Potency comparisons between QUILLICHEW ER and ADDERALL 5 depend on the specific clinical indication. These are both CNS Stimulant agents and are not directly interchangeable by dose. A physician or clinical pharmacist should guide any therapeutic switching decisions.
The standard adult dose of QUILLICHEW ER is: Initial 20 mg orally once daily, titrate by 10 mg weekly to maximum 60 mg/day (methylphenidate component).. The standard adult dose of ADDERALL 5 is: Initial: 5 mg orally once or twice daily; increase by 5 mg increments at weekly intervals. Maximum: 40 mg/day in divided doses.. Dosing should always be individualized based on indication, renal and hepatic function, age, and other patient factors.
No direct drug-drug interaction has been formally documented between QUILLICHEW ER and ADDERALL 5 in current clinical databases.

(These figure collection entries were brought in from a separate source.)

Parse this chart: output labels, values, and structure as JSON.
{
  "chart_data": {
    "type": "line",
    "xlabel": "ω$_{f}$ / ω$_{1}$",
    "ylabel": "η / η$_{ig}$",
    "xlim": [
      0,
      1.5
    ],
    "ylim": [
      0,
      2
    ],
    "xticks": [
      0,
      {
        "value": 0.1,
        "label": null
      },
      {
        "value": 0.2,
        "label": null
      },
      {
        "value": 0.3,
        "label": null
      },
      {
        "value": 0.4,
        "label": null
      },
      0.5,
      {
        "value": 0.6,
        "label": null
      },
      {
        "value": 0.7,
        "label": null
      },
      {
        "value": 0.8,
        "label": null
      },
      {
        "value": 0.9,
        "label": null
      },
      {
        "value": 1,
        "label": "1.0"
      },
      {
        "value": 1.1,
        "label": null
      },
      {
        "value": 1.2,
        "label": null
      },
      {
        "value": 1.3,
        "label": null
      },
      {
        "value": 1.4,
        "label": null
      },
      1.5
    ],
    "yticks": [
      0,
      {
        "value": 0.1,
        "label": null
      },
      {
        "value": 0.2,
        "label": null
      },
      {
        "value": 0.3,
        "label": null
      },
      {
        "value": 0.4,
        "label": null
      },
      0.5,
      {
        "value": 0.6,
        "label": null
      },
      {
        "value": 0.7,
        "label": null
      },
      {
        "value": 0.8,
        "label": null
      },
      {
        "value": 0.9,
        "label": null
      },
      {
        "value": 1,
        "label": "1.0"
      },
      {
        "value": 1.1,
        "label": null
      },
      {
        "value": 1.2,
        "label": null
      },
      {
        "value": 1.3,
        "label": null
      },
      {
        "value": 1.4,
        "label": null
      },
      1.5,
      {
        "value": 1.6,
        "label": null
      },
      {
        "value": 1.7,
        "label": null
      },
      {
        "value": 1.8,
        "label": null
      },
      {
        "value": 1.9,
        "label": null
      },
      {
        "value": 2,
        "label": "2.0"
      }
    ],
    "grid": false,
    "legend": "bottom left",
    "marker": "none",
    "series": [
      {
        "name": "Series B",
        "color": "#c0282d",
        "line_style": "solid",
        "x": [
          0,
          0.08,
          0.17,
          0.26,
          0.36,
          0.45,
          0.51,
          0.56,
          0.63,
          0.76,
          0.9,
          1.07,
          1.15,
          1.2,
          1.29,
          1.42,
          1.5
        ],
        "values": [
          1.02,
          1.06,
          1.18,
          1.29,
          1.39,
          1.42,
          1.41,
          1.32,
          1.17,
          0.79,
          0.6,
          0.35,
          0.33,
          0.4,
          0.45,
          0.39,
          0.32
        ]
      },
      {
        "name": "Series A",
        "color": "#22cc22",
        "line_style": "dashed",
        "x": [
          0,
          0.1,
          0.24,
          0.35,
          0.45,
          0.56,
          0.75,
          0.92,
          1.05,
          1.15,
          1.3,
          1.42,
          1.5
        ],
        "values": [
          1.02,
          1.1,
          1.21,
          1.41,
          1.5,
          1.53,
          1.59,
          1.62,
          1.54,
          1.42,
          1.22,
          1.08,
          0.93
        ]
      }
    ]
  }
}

However, individual patient risk factors including other medications, organ function, and comorbidities should always be evaluated by a qualified healthcare provider.
The maternal-fetal safety profiles differ. QUILLICHEW ER is classified as Category C. Pregnancy Category C. First trimester: Possible increased risk of cardiovascular malformations and oral clefts from methylphenidate exposure; however, absolute risk remains low. Se. ADDERALL 5 is classified as Category C. Pregnancy Category C (pre-2015) / Not assigned under current FDA labeling. First trimester: Studies suggest a possible small increased risk of congenital malformations, particularl. Always consult a maternal-fetal medicine specialist before taking either drug during pregnancy or lactation.